President Donald Trump’s son-in-law, Jared Kushner, will be questioned by the Senate Intelligence Committee as part of its investigation into Russian meddling into the US election, a White House spokesman said Monday, according to the New York Times.
The Senate committee sought Kushner, who is a key adviser to the President, as part of its investigation, according to the report.
“Throughout the campaign and transition, Jared Kushner served as the official primary point of contact with foreign governments and officials,” the White House spokesman told CNN Monday.
House investigators set the stage last week with a bombshell revelation last Monday that FBI Director James Comey is investigating ties between Trump’s top campaign aides and Russian officials along with calls from some Democrats Friday for Rep. Devin Nunes of California to step down as chairman of the House Intelligence Committee.
Comey’s revelation set off an immediate firestorm, punctuated in part by Trump tweeting commentary from the official White House account while the hearing was still going on and White House Press Secretary Sean Spicer offering the shocking — and inaccurate claim that former Trump campaign chairman Paul Manafort played a “very limited role” last year.
And Comey also shot down Trump’s claims he was wiretapped in Trump Tower by former President Barack Obama.
But two days later, in an unprecedented breach of justice, Devin Nunes effectively revived Trump’s wiretap claims by reporting that Trump’s own communications may have been picked up in “incidental” collections by domestic spies. Nunes then went to Trump directly with his findings — but never told Democrats on his own committee. Trump said he felt “somewhat” vindicated by Nunes’ findings.
The fiasco set off a firestorm of allegations from top Democrats that Nunes was colluding with the White House.
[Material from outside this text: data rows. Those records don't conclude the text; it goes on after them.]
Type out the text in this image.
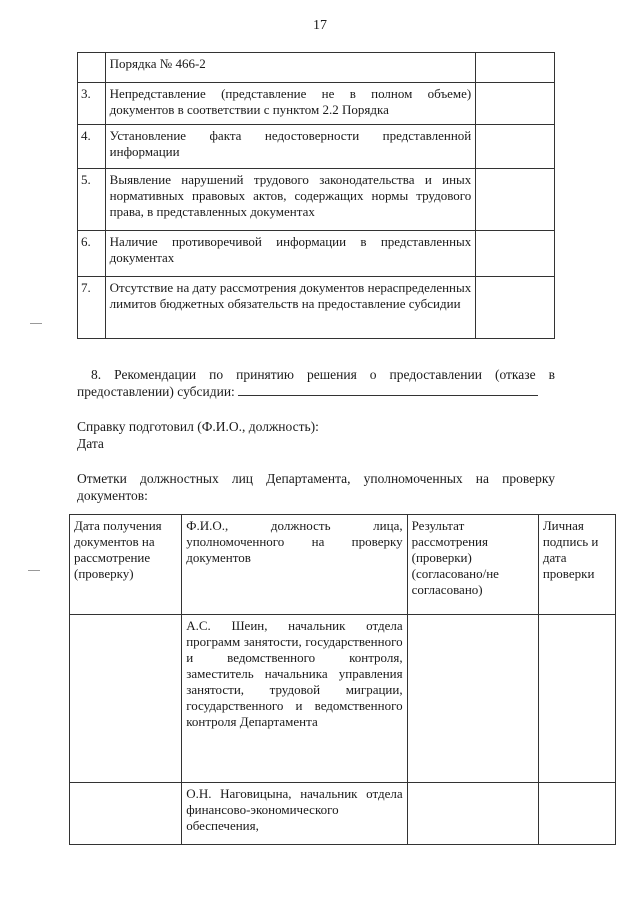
17
	Порядка № 466-2	
3.	Непредставление (представление не в полном объеме) документов в соответствии с пунктом 2.2 Порядка	
4.	Установление факта недостоверности представленной информации	
5.	Выявление нарушений трудового законодательства и иных нормативных правовых актов, содержащих нормы трудового права, в представленных документах	
6.	Наличие противоречивой информации в представленных документах	
7.	Отсутствие на дату рассмотрения документов нераспределенных лимитов бюджетных обязательств на предоставление субсидии	
8. Рекомендации по принятию решения о предоставлении (отказе в предоставлении) субсидии:
Справку подготовил (Ф.И.О., должность):
Дата
Отметки должностных лиц Департамента, уполномоченных на проверку документов:
Дата получения документов на рассмотрение (проверку)	Ф.И.О., должность лица, уполномоченного на проверку документов	Результат рассмотрения (проверки) (согласовано/не согласовано)	Личная подпись и дата проверки
	А.С. Шеин, начальник отдела программ занятости, государственного и ведомственного контроля, заместитель начальника управления занятости, трудовой миграции, государственного и ведомственного контроля Департамента		
	О.Н. Наговицына, начальник отдела финансово-экономического обеспечения,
He also later apologized to Democratic members of the committee.
On Friday, Democrats were up in arms after Nunes arbitrarily canceled a public hearing scheduled for this Tuesday, and replaced it with a closed-door briefing from Comey and NSA Director Mike Rogers.
By the end of the week, a Democratic source on the House Intelligence Committee was convinced that Nunes was trying to “suicide bomb” their investigation to shield Trump from the criminal investigation and potential impeachment.